Horn of Africa borderland communities can achieve economic prosperity, World Bank
Borderlands across the Horn of Africa are isolated, poor, and insecure, yet they hold real economic potential driven by a wealth of natural resources and some of the world’s most rapidly growing economies.
According to a recent World Bank report, “From Isolation to Integration: An Overview of the Borderlands of the Horn of Africa,” the pathways to economic prosperity in the region are hampered by isolation, conflict, displacement, poverty and rapid population growth, mainly within the borderland clusters of Karamoja, Borana, Somali/Mandera, and Dikhil. The Intergovernmental Authority on Development (IGAD) has identified these areas as having historically suffered from underinvestment and whose challenges and vulnerabilities cannot be tackled by national action alone.
Currently, population growth within the Horn of Africa averages 3% a year and the population are expected to double every 23 years, the report notes. Such rapid population growth coupled with a bulging young population poses a challenge for sustaining incomes and livelihoods and slowed poverty reduction efforts in already marginalized borderland regions.
The report outlines some of the key constraints in the borderlands, including limited access to infrastructure, social services, and livelihoods, and hybrid, often weak, governance systems.

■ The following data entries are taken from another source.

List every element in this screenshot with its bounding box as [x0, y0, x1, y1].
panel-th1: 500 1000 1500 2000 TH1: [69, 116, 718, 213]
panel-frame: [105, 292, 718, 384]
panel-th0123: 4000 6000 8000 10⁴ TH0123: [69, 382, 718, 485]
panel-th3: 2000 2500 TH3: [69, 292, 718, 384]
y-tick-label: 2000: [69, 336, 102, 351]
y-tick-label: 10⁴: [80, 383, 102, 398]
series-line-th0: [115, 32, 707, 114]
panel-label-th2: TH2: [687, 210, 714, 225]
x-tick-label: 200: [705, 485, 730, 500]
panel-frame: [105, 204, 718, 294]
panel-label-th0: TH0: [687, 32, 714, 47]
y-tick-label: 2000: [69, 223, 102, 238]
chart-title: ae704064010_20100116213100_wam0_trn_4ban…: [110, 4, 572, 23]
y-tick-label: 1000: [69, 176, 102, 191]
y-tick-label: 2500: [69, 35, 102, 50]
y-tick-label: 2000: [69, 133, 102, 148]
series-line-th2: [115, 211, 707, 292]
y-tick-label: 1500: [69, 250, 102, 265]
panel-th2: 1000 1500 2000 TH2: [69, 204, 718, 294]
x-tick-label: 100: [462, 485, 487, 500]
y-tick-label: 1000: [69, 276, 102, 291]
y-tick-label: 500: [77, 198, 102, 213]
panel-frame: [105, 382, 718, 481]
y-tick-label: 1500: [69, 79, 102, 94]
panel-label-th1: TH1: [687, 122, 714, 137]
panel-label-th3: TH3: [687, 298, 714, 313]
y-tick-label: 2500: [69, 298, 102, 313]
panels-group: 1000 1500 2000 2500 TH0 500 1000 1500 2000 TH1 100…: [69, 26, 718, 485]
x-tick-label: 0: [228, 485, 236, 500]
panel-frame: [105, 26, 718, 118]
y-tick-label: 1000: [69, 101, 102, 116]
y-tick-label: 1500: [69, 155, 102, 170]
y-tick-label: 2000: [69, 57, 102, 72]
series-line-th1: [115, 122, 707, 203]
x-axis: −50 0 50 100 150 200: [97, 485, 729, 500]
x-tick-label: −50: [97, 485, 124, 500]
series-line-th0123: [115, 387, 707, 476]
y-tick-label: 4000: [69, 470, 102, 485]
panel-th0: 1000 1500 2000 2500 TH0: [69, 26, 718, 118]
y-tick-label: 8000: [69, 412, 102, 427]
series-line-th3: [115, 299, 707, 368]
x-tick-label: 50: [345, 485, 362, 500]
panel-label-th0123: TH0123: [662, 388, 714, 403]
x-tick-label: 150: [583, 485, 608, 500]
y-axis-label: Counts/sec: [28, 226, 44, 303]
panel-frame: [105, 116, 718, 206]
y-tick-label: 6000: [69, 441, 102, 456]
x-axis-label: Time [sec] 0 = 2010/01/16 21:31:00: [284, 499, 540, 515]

The drivers of fragility, including climatic crises and violent extremism operate across national boundaries, as do the means by which people cope. Freedom of movement for people and goods is essential for intercommunity trade, livelihoods and survival. Yet it is often restricted by some states for security reasons. Regional collaboration is essential to deal with cross-border issues.
''Given the various drivers of fragility in the Horn of Africa, including high levels of poverty, environmental degradation, weak formal and informal institutions, conflict and forced displacement, there is an urgent need to invest in the systemic resilience of the region and importantly the borderlands, to enhance their capacities to prepare for and respond effectively to shocks and stresses, and to achieve development goals,'' said Varalakshmi Vemuru, Lead Social Development Specialist at the World Bank and Lead author of the Report.
By highlighting the need for a borderlands approach, the report encourages policymakers to prioritize the particular histories and contexts of border regions and the communities living in them. The borderlands approach seeks to address the drivers of fragility in the Horn of Africa through facilitation of mobility and trade as central to livelihoods in the region.
The report highlights a few principles to deepen resilience through mobility and trade in the region. It recommends prioritization of the poor and vulnerable, particularly youths and women to further enhance household incomes within borderland communities. Integration of citizen engagement within development projects in borderlands may help institutionalize a community-driven approach to promote participation, accountability and transparency.
The report also notes that cross-border initiatives need to be multisectoral and must address livelihoods, institutions, and stability/security. Central to this response is a call for regional integration through additional support to existing development initiatives including those formulated by the Intergovernmental Authority on Development (IGAD) and the African Union on borderlands, to strengthen platforms for dialogue as well as technical capacities. These should target policies to enhance trade and mobility, shared management of land and water resources and shared cross-border development planning plus investments in infrastructure and socio-economic services.